The skin care and cosmetics chain operator has earmarked about 20 to 25 per cent of its outlets in Hong Kong for closures, according to a stock exchange filing. Most of them are located in the tourist areas “most severely affected” by the downturn as the industry slumped amid seven months of anti-government protests.
“In view of the unabated difficult operating environment in the Hong Kong, the group will continuously adopt various cost control measures,” it said. The group has begun to downsize its store network and proactively negotiate with the landlords on rental reduction to restore store profitability as early as possible.”
Hong Kong’s struggling retail sector has reported the worst figures on record amid the social unrest, with at least 5,600 job redundancies and 7,000 company closures expected in the coming six months, according to a survey conducted by Hong Kong Retail Management Association.
Businesses in the city saw disruptions to 38 per cent of their operating hours since in July, according to Lawrence Wan, senior director for advisory and transaction services at CBRE. Nine international brands withdrew from Hong Kong and closed 30 stores in 2019, he said, adding that more jewellery, watch and cosmetics retailers will shrink their business.
Sa Sa has already closed six stores in Hong Kong in the third quarter ending December 31, during which its retail sales in Hong Kong and Macau dropped 35.2 per cent year on year. That is in addition to a 24.1 per cent decline in the preceding quarter.
Sa Sa plans to terminate 19 stores between now and its next financial year ending March 31, 2021. Another six will be shut down by 2022.
On Tuesday, jewellery retail chain operator Chow Tai Fook also unveiled a plan to trim its outlets in Hong Kong to grow its business in mainland China.
“Management worries that it will be difficult to achieve break even by financial year 2021,” the analysts said. “Therefore it is considering other cost saving measures like rental reduction and staff cost reduction, for example, employees taking no paid leave.”
The cosmetics retailer will follow other retailers in the city to expand in mainland China and Macau.

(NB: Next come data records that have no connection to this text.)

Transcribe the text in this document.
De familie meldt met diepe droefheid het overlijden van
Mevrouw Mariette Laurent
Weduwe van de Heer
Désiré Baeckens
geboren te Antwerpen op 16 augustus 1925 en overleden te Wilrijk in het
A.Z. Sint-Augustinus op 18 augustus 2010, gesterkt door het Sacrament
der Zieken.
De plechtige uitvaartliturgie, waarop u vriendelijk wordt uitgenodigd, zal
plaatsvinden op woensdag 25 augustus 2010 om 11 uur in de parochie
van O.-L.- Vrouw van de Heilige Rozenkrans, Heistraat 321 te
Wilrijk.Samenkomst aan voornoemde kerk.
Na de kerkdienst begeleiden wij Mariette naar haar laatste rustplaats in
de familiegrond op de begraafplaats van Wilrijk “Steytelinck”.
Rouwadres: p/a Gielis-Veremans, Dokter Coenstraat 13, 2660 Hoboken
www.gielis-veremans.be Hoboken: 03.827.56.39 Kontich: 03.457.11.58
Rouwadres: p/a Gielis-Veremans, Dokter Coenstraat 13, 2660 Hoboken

“Apart from focusing the efforts on the core markets of Hong Kong and Macau, the group will also expedite the retail network expansion in mainland China and optimise the operation model of its e-commerce business, aiming at enhancing the group’s competitiveness and overall performance,” chairman and CEO Simon Kwok said in the statement.
In December Sa Sa said it will withdraw from Singapore, closing all its 22 stores and cutting 170 jobs to save costs as it struggles to stem six years of losses there.